Two patients from different parts of the country talk about the lack of aftercare that meets patient needs following orthopedic surgery. Unfortunately, once orthopods cover themselves during the immediate post-op period, they are difficult to find if you have issues with pain, activity limitations, and more.

7. What the Macular Degeneration Drug Trial Means

The Comparison of Age-related macular degeneration drug Treatment Trial (CATT), an NIH trial, reported the first outcomes, finding that the cheaper alternative (Avastin) was just as good as the costly one, Lucentis. 2011 was an encouraging year for people with macular degeneration. There is much more to follow going forward: I hope to take a look at aggressive marketing of high-cost drugs, particularly when there is no proven added benefit.

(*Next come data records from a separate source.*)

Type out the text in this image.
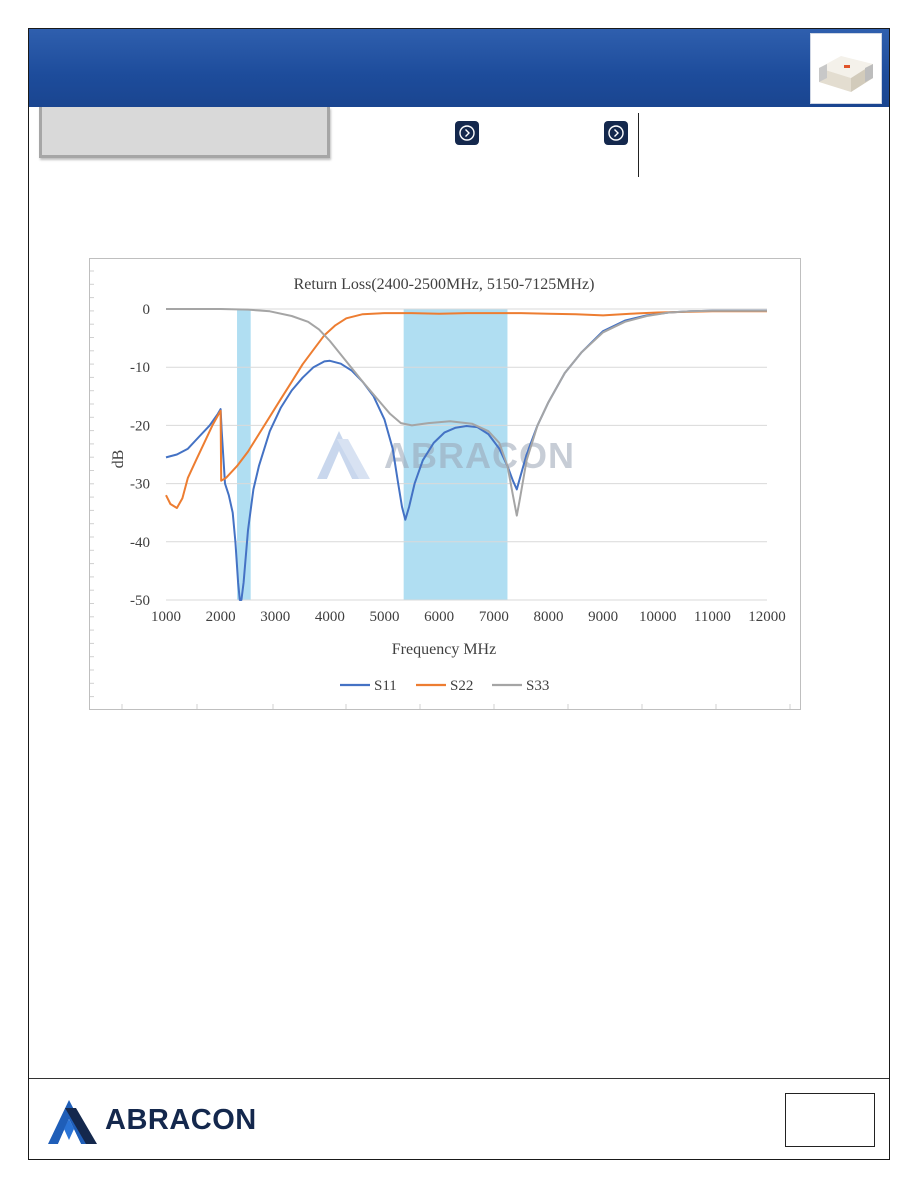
ABRACON
0
-10
-20
-30
-40
-50
1000 2000 3000 4000 5000 6000 7000 8000 9000 10000 11000 12000
Return Loss(2400-2500MHz, 5150-7125MHz)
Frequency MHz
dB
S11	S22	S33
ABRACON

8. On Don Berwick and the Future of Healthcare Reform

Just before the holidays, Don Berwick, head of the Centers for Medicare and Medicaid, resigned, after the GOP rallied to get him out of town. This is a look at what he brought to healthcare for patients and the patients’ point of view. Good luck, Don. We’ll miss you.

9. On Mother’s Day, Invest in Maternal Health

This has been a terrible year, with threats to Roe v. Wade, HHS Sebelius reversal of plan B, and more gutting of women’s health. This post was written before many more adverse actions reversed headway in the United States for women’s health.

10. What’s the Patient Got to Do With It?

An important post to leave you with before 2012, this raises the promise of bringing patients in at the front end to help us get to a true patient-centered healthcare system. Will we get there in 2012? Will health reform survive? With initiatives like the Patient Centered Outcomes Research Institute really elicit patient points of view that matter?

That’s it for 2011 from me. I’d love to hear more from you on what you’d like to see here in 2012 andĀ  I hope to bring you more stories that drive healthcare change.

Best wishes to all of you forĀ  a happy and healthy 2012!